Existing randomized smoothing methods support only a single modality and struggle to provide robustness guarantees for multimodal models under joint perturbations of discrete (e.g., text) and continuous (e.g., image) inputs. This work proposes a unified randomized smoothing framework that factorizes discrete and continuous noise distributions and constructs a Neyman–Pearson hypothesis test under the worst-case joint perturbation, thereby delivering the first model-agnostic, analytically tractable robustness certificate for heterogeneous multimodal inputs. The approach rigorously generalizes both Gaussian and discrete randomized smoothing. Empirical validation on multimodal safety filtering tasks demonstrates its effectiveness, offering the first provably robust guarantee against joint text-and-image perturbations.

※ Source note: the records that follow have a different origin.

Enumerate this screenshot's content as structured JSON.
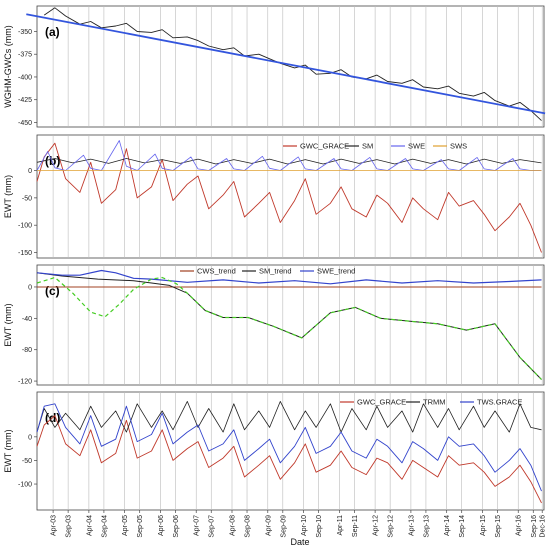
{
  "chart_data": [
    {
      "type": "line",
      "panel_label": "(a)",
      "ylabel": "WGHM-GWCs (mm)",
      "ylim": [
        -455,
        -322
      ],
      "yticks": [
        -350,
        -375,
        -400,
        -425,
        -450
      ],
      "series": [
        {
          "color": "#222222",
          "width": 0.9,
          "x": [
            2003.0,
            2003.3,
            2003.6,
            2004.0,
            2004.3,
            2004.6,
            2005.0,
            2005.3,
            2005.6,
            2006.0,
            2006.3,
            2006.6,
            2007.0,
            2007.3,
            2007.6,
            2008.0,
            2008.3,
            2008.6,
            2009.0,
            2009.3,
            2009.6,
            2010.0,
            2010.3,
            2010.6,
            2011.0,
            2011.3,
            2011.6,
            2012.0,
            2012.3,
            2012.6,
            2013.0,
            2013.3,
            2013.6,
            2014.0,
            2014.3,
            2014.6,
            2015.0,
            2015.3,
            2015.6,
            2016.0,
            2016.3,
            2016.6,
            2016.9
          ],
          "values": [
            -332,
            -324,
            -333,
            -342,
            -339,
            -346,
            -344,
            -341,
            -350,
            -351,
            -348,
            -357,
            -356,
            -360,
            -366,
            -370,
            -368,
            -377,
            -375,
            -380,
            -385,
            -390,
            -387,
            -397,
            -396,
            -392,
            -400,
            -402,
            -398,
            -405,
            -407,
            -403,
            -411,
            -413,
            -410,
            -418,
            -421,
            -417,
            -426,
            -432,
            -428,
            -437,
            -448
          ]
        },
        {
          "color": "#3355dd",
          "width": 1.8,
          "x": [
            2002.5,
            2017.0
          ],
          "values": [
            -331,
            -440
          ]
        }
      ]
    },
    {
      "type": "line",
      "panel_label": "(b)",
      "ylabel": "EWT (mm)",
      "ylim": [
        -160,
        65
      ],
      "yticks": [
        0,
        -50,
        -100,
        -150
      ],
      "legend": [
        "GWC_GRACE",
        "SM",
        "SWE",
        "SWS"
      ],
      "series": [
        {
          "name": "GWC_GRACE",
          "color": "#c0392b",
          "width": 0.9,
          "x": [
            2002.8,
            2003.0,
            2003.3,
            2003.6,
            2004.0,
            2004.3,
            2004.6,
            2005.0,
            2005.3,
            2005.6,
            2006.0,
            2006.3,
            2006.6,
            2007.0,
            2007.3,
            2007.6,
            2008.0,
            2008.3,
            2008.6,
            2009.0,
            2009.3,
            2009.6,
            2010.0,
            2010.3,
            2010.6,
            2011.0,
            2011.3,
            2011.6,
            2012.0,
            2012.3,
            2012.6,
            2013.0,
            2013.3,
            2013.6,
            2014.0,
            2014.3,
            2014.6,
            2015.0,
            2015.3,
            2015.6,
            2016.0,
            2016.3,
            2016.6,
            2016.9
          ],
          "values": [
            -20,
            25,
            50,
            -15,
            -40,
            15,
            -60,
            -35,
            40,
            -50,
            -30,
            20,
            -55,
            -25,
            -10,
            -70,
            -45,
            -20,
            -85,
            -60,
            -40,
            -95,
            -55,
            -15,
            -80,
            -60,
            -30,
            -70,
            -85,
            -45,
            -60,
            -95,
            -50,
            -70,
            -90,
            -40,
            -65,
            -55,
            -80,
            -110,
            -85,
            -60,
            -100,
            -150
          ]
        },
        {
          "name": "SM",
          "color": "#222222",
          "width": 0.8,
          "x": [
            2002.8,
            2003.3,
            2003.8,
            2004.3,
            2004.8,
            2005.3,
            2005.8,
            2006.3,
            2006.8,
            2007.3,
            2007.8,
            2008.3,
            2008.8,
            2009.3,
            2009.8,
            2010.3,
            2010.8,
            2011.3,
            2011.8,
            2012.3,
            2012.8,
            2013.3,
            2013.8,
            2014.3,
            2014.8,
            2015.3,
            2015.8,
            2016.3,
            2016.9
          ],
          "values": [
            15,
            22,
            14,
            21,
            13,
            22,
            14,
            20,
            13,
            21,
            12,
            20,
            13,
            21,
            12,
            20,
            12,
            21,
            13,
            20,
            12,
            21,
            13,
            20,
            12,
            21,
            13,
            20,
            14
          ]
        },
        {
          "name": "SWE",
          "color": "#6666ee",
          "width": 0.8,
          "x": [
            2002.8,
            2003.1,
            2003.3,
            2003.6,
            2004.1,
            2004.3,
            2004.6,
            2005.1,
            2005.3,
            2005.6,
            2006.1,
            2006.3,
            2006.6,
            2007.1,
            2007.3,
            2007.6,
            2008.1,
            2008.3,
            2008.6,
            2009.1,
            2009.3,
            2009.6,
            2010.1,
            2010.3,
            2010.6,
            2011.1,
            2011.3,
            2011.6,
            2012.1,
            2012.3,
            2012.6,
            2013.1,
            2013.3,
            2013.6,
            2014.1,
            2014.3,
            2014.6,
            2015.1,
            2015.3,
            2015.6,
            2016.1,
            2016.3,
            2016.6,
            2016.9
          ],
          "values": [
            0,
            35,
            5,
            0,
            28,
            4,
            0,
            55,
            8,
            0,
            30,
            4,
            0,
            25,
            3,
            0,
            22,
            3,
            0,
            26,
            4,
            0,
            25,
            3,
            0,
            22,
            3,
            0,
            24,
            3,
            0,
            22,
            3,
            0,
            20,
            3,
            0,
            24,
            3,
            0,
            22,
            3,
            0,
            0
          ]
        },
        {
          "name": "SWS",
          "color": "#e0a030",
          "width": 0.8,
          "x": [
            2002.8,
            2016.9
          ],
          "values": [
            0,
            0
          ]
        }
      ]
    },
    {
      "type": "line",
      "panel_label": "(c)",
      "ylabel": "EWT (mm)",
      "ylim": [
        -125,
        28
      ],
      "yticks": [
        0,
        -40,
        -80,
        -120
      ],
      "legend": [
        "CWS_trend",
        "SM_trend",
        "SWE_trend"
      ],
      "series": [
        {
          "name": "CWS_trend",
          "color": "#a04020",
          "width": 1.0,
          "x": [
            2002.8,
            2016.9
          ],
          "values": [
            0,
            0
          ]
        },
        {
          "name": "SM_trend",
          "color": "#222222",
          "width": 1.0,
          "x": [
            2002.8,
            2003.5,
            2004.5,
            2005.5,
            2006.0,
            2006.5,
            2007.0,
            2007.5,
            2008.0,
            2008.7,
            2009.4,
            2010.2,
            2011.0,
            2011.7,
            2012.4,
            2013.3,
            2014.0,
            2014.8,
            2015.6,
            2016.3,
            2016.9
          ],
          "values": [
            18,
            14,
            10,
            8,
            5,
            2,
            -8,
            -30,
            -39,
            -39,
            -50,
            -65,
            -33,
            -26,
            -40,
            -44,
            -47,
            -55,
            -47,
            -90,
            -118
          ]
        },
        {
          "name": "SWE_trend",
          "color": "#3344cc",
          "width": 1.2,
          "x": [
            2002.8,
            2003.5,
            2004.0,
            2004.6,
            2005.0,
            2005.5,
            2006.0,
            2007.0,
            2008.0,
            2009.0,
            2010.0,
            2011.0,
            2012.0,
            2013.0,
            2014.0,
            2015.0,
            2016.0,
            2016.9
          ],
          "values": [
            18,
            15,
            15,
            21,
            18,
            11,
            10,
            6,
            9,
            5,
            8,
            4,
            9,
            5,
            8,
            5,
            7,
            9
          ]
        },
        {
          "name": "",
          "color": "#44cc22",
          "width": 1.2,
          "dash": "4 3",
          "x": [
            2002.8,
            2003.3,
            2003.8,
            2004.3,
            2004.7,
            2005.1,
            2005.5,
            2006.0,
            2006.3,
            2006.7,
            2007.0,
            2007.5,
            2008.0,
            2008.7,
            2009.4,
            2010.2,
            2011.0,
            2011.7,
            2012.4,
            2013.3,
            2014.0,
            2014.8,
            2015.6,
            2016.3,
            2016.9
          ],
          "values": [
            5,
            12,
            -8,
            -32,
            -38,
            -22,
            -3,
            10,
            12,
            4,
            -8,
            -30,
            -39,
            -39,
            -50,
            -65,
            -33,
            -26,
            -40,
            -44,
            -47,
            -55,
            -47,
            -90,
            -118
          ]
        }
      ]
    },
    {
      "type": "line",
      "panel_label": "(d)",
      "ylabel": "EWT (mm)",
      "ylim": [
        -155,
        95
      ],
      "yticks": [
        0,
        -50,
        -100
      ],
      "legend": [
        "GWC_GRACE",
        "TRMM",
        "TWS.GRACE"
      ],
      "series": [
        {
          "name": "GWC_GRACE",
          "color": "#c0392b",
          "width": 0.9,
          "x": [
            2002.8,
            2003.0,
            2003.3,
            2003.6,
            2004.0,
            2004.3,
            2004.6,
            2005.0,
            2005.3,
            2005.6,
            2006.0,
            2006.3,
            2006.6,
            2007.0,
            2007.3,
            2007.6,
            2008.0,
            2008.3,
            2008.6,
            2009.0,
            2009.3,
            2009.6,
            2010.0,
            2010.3,
            2010.6,
            2011.0,
            2011.3,
            2011.6,
            2012.0,
            2012.3,
            2012.6,
            2013.0,
            2013.3,
            2013.6,
            2014.0,
            2014.3,
            2014.6,
            2015.0,
            2015.3,
            2015.6,
            2016.0,
            2016.3,
            2016.6,
            2016.9
          ],
          "values": [
            -20,
            25,
            45,
            -15,
            -40,
            15,
            -55,
            -35,
            35,
            -45,
            -30,
            15,
            -50,
            -25,
            -10,
            -65,
            -45,
            -20,
            -85,
            -60,
            -40,
            -90,
            -55,
            -15,
            -75,
            -60,
            -30,
            -65,
            -80,
            -45,
            -55,
            -90,
            -50,
            -65,
            -85,
            -40,
            -60,
            -55,
            -75,
            -105,
            -85,
            -60,
            -95,
            -140
          ]
        },
        {
          "name": "TRMM",
          "color": "#222222",
          "width": 0.8,
          "x": [
            2002.8,
            2003.0,
            2003.3,
            2003.6,
            2004.0,
            2004.3,
            2004.6,
            2005.0,
            2005.3,
            2005.6,
            2006.0,
            2006.3,
            2006.6,
            2007.0,
            2007.3,
            2007.6,
            2008.0,
            2008.3,
            2008.6,
            2009.0,
            2009.3,
            2009.6,
            2010.0,
            2010.3,
            2010.6,
            2011.0,
            2011.3,
            2011.6,
            2012.0,
            2012.3,
            2012.6,
            2013.0,
            2013.3,
            2013.6,
            2014.0,
            2014.3,
            2014.6,
            2015.0,
            2015.3,
            2015.6,
            2016.0,
            2016.3,
            2016.6,
            2016.9
          ],
          "values": [
            10,
            60,
            20,
            50,
            15,
            65,
            20,
            55,
            10,
            70,
            20,
            55,
            15,
            75,
            20,
            60,
            10,
            70,
            15,
            55,
            20,
            75,
            15,
            55,
            20,
            70,
            10,
            60,
            15,
            65,
            20,
            55,
            10,
            70,
            20,
            60,
            15,
            65,
            20,
            55,
            10,
            70,
            20,
            15
          ]
        },
        {
          "name": "TWS.GRACE",
          "color": "#3344cc",
          "width": 0.9,
          "x": [
            2002.8,
            2003.0,
            2003.3,
            2003.6,
            2004.0,
            2004.3,
            2004.6,
            2005.0,
            2005.3,
            2005.6,
            2006.0,
            2006.3,
            2006.6,
            2007.0,
            2007.3,
            2007.6,
            2008.0,
            2008.3,
            2008.6,
            2009.0,
            2009.3,
            2009.6,
            2010.0,
            2010.3,
            2010.6,
            2011.0,
            2011.3,
            2011.6,
            2012.0,
            2012.3,
            2012.6,
            2013.0,
            2013.3,
            2013.6,
            2014.0,
            2014.3,
            2014.6,
            2015.0,
            2015.3,
            2015.6,
            2016.0,
            2016.3,
            2016.6,
            2016.9
          ],
          "values": [
            10,
            65,
            70,
            20,
            -15,
            45,
            -20,
            -5,
            65,
            -10,
            5,
            50,
            -15,
            10,
            25,
            -30,
            -15,
            15,
            -50,
            -25,
            -5,
            -55,
            -20,
            20,
            -35,
            -20,
            10,
            -30,
            -45,
            -5,
            -20,
            -55,
            -10,
            -25,
            -50,
            0,
            -20,
            -15,
            -40,
            -75,
            -50,
            -25,
            -60,
            -115
          ]
        }
      ]
    }
  ],
  "xaxis": {
    "title": "Date",
    "xlim": [
      2002.8,
      2016.97
    ],
    "ticks": [
      {
        "x": 2003.25,
        "label": "Apr-03"
      },
      {
        "x": 2003.67,
        "label": "Sep-03"
      },
      {
        "x": 2004.25,
        "label": "Apr-04"
      },
      {
        "x": 2004.67,
        "label": "Sep-04"
      },
      {
        "x": 2005.25,
        "label": "Apr-05"
      },
      {
        "x": 2005.67,
        "label": "Sep-05"
      },
      {
        "x": 2006.25,
        "label": "Apr-06"
      },
      {
        "x": 2006.67,
        "label": "Sep-06"
      },
      {
        "x": 2007.25,
        "label": "Apr-07"
      },
      {
        "x": 2007.67,
        "label": "Sep-07"
      },
      {
        "x": 2008.25,
        "label": "Apr-08"
      },
      {
        "x": 2008.67,
        "label": "Sep-08"
      },
      {
        "x": 2009.25,
        "label": "Apr-09"
      },
      {
        "x": 2009.67,
        "label": "Sep-09"
      },
      {
        "x": 2010.25,
        "label": "Apr-10"
      },
      {
        "x": 2010.67,
        "label": "Sep-10"
      },
      {
        "x": 2011.25,
        "label": "Apr-11"
      },
      {
        "x": 2011.67,
        "label": "Sep-11"
      },
      {
        "x": 2012.25,
        "label": "Apr-12"
      },
      {
        "x": 2012.67,
        "label": "Sep-12"
      },
      {
        "x": 2013.25,
        "label": "Apr-13"
      },
      {
        "x": 2013.67,
        "label": "Sep-13"
      },
      {
        "x": 2014.25,
        "label": "Apr-14"
      },
      {
        "x": 2014.67,
        "label": "Sep-14"
      },
      {
        "x": 2015.25,
        "label": "Apr-15"
      },
      {
        "x": 2015.67,
        "label": "Sep-15"
      },
      {
        "x": 2016.25,
        "label": "Apr-16"
      },
      {
        "x": 2016.67,
        "label": "Sep-16"
      },
      {
        "x": 2016.92,
        "label": "Dec-16"
      }
    ]
  }
}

Randomized smoothing provides strong, model-agnostic robustness certificates, but existing guarantees are limited to single modalities, treating continuous and discrete inputs in isolation. This limitation becomes critical in multimodal models, where decisions depend on cross-modal semantics and adversaries can jointly perturb heterogeneous inputs, rendering unimodal certificates insufficient. We introduce a unified randomized smoothing framework for mixed discrete--continuous inputs based on an analytically tractable Neyman--Pearson formulation of the joint worst-case problem. By analyzing the joint likelihood ordering induced by factorized discrete and continuous noise, our approach yields a closed-form, one-dimensional certificate that strictly generalizes both Gaussian (image-only) and discrete (text-only) randomized smoothing. We validate the framework on multimodal safety filtering, providing, to our knowledge, the first model-agnostic Neyman--Pearson certificate for joint discrete-token and continuous-image perturbations in interaction-dependent text--image safety filtering.